Dressed to Sell: E-mail delivers Jos. A. Bank Clothiers’ bottom line

Posted on by Chief Marketer Staff

jos. A. Bank Clothiers Inc. has just begun testing e-mail marketing, but already the company is seeing a substantial benefit to testing offers in the virtual world rather than the physical: cost.

Carl Erikson, divisional vice president of catalog marketing for the Hampstead, MD-based men’s apparel marketer, notes that it costs about 3 cents to test a product offer with e-mail, compared to at least 32 cents for a paper catalog.

So far, Jos. A. Bank has tested three e-mail campaigns promoting its online catalog. The most recent e-mail discount tested by Jos. A. Bank offers $50 off on purchases of suits and free delivery for online orders. Although the tests are still too small to yield enough data for analysis, Erikson says he believes e-mail will become a very effective marketing tool in the future.

“We’re still building our e-mail list,” he notes, “but already we’ve sent tens of thousands of e-mails out.” Although new media sales – from e-mail campaigns and the company’s Web site (www.josbank.com) have topped $1 million, more than 90% of catalog sales are still generated by six regular catalog mailings, he says. Between 8 million and 9 million print catalogs are mailed annually.

A major advantage of online marketing is the ability generate data based on more than just actual sales. With a paper catalog, marketers are generally limited to looking at recency, frequency and monetary analysis of previous orders, says Erikson. But online, DMers can study what products interest customers by tracking how they navigate around a site.

E-mail marketing does have some drawbacks hindering its growth, he notes, such as having to start from scratch building lists, and a near total lack of list services for processing e-mail lists and updating addresses.

“There is no e-mail list hygiene. Nothing like the NCOA [National Change of Address system] exists. Someone like me has five old e-mail addresses,” Erikson says. “I’ve not rented any e-mail lists because I hear the integrity of e-mail lists is iffy at best.”

Demographically, Jos. A. Bank targets men 45 to 60 with incomes in excess of $75,000 with little free time for shopping. Preliminary findings indicate many customers who receive catalogs by mail will go online to place orders, particularly after 9 p.m.

Over the past year Internet sales increased as traditional catalog sales declined for the company.

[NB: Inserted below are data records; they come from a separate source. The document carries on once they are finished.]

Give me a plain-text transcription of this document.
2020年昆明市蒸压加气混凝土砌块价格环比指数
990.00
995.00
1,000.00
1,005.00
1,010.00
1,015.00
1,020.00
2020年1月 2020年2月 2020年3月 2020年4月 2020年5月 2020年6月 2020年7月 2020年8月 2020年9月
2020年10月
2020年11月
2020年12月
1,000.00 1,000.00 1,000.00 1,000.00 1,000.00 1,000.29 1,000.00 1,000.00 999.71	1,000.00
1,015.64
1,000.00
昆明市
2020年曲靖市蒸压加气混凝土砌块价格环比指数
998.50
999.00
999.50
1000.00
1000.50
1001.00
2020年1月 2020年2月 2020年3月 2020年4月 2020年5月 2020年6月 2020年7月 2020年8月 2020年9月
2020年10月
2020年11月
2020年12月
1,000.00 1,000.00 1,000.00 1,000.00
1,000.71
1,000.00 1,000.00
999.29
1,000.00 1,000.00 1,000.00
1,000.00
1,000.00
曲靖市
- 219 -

Total sales – including retail and catalog – increased 5% during the second quarter to $44.2 million, compared to $41.9 million in the second quarter of 1998.

Jos. A. Bank spent more than $1.5 million during the second quarter on marketing technology. The company poured $1 million into a new automated catalog information system and Y2K-compliance safeguards, about $500,000 on retail advertising and marketing, and $80,000 to upgrade its Internet site and Web advertising links. Technology upgrades scheduled this fall will enable the company to receive orders directly from the Internet. Jos. A. Bank presently receives Internet orders forwarded on print-outs by R.R. Donnelley Select Source, a Web site for online catalogs developed by the new media division of the printing company. Jos. A. Bank is working with Donnelley to integrate its Web site and online catalog with its in-house computerized order processing systems to keep up with the growing numbers of orders coming from the Internet.

“Donnelley takes photos used in catalogs and puts them up on the Web. Right now the orders go into Donnelley’s service. We receive print-outs daily and literally re-key the orders,” says Erikson.

“This fall we’ll integrate our systems so that orders go directly into our computer,” he continues. “We started small so re-keying wasn’t a significant issue, but now integrating the systems will save on re-keying labor costs and give customers faster service.”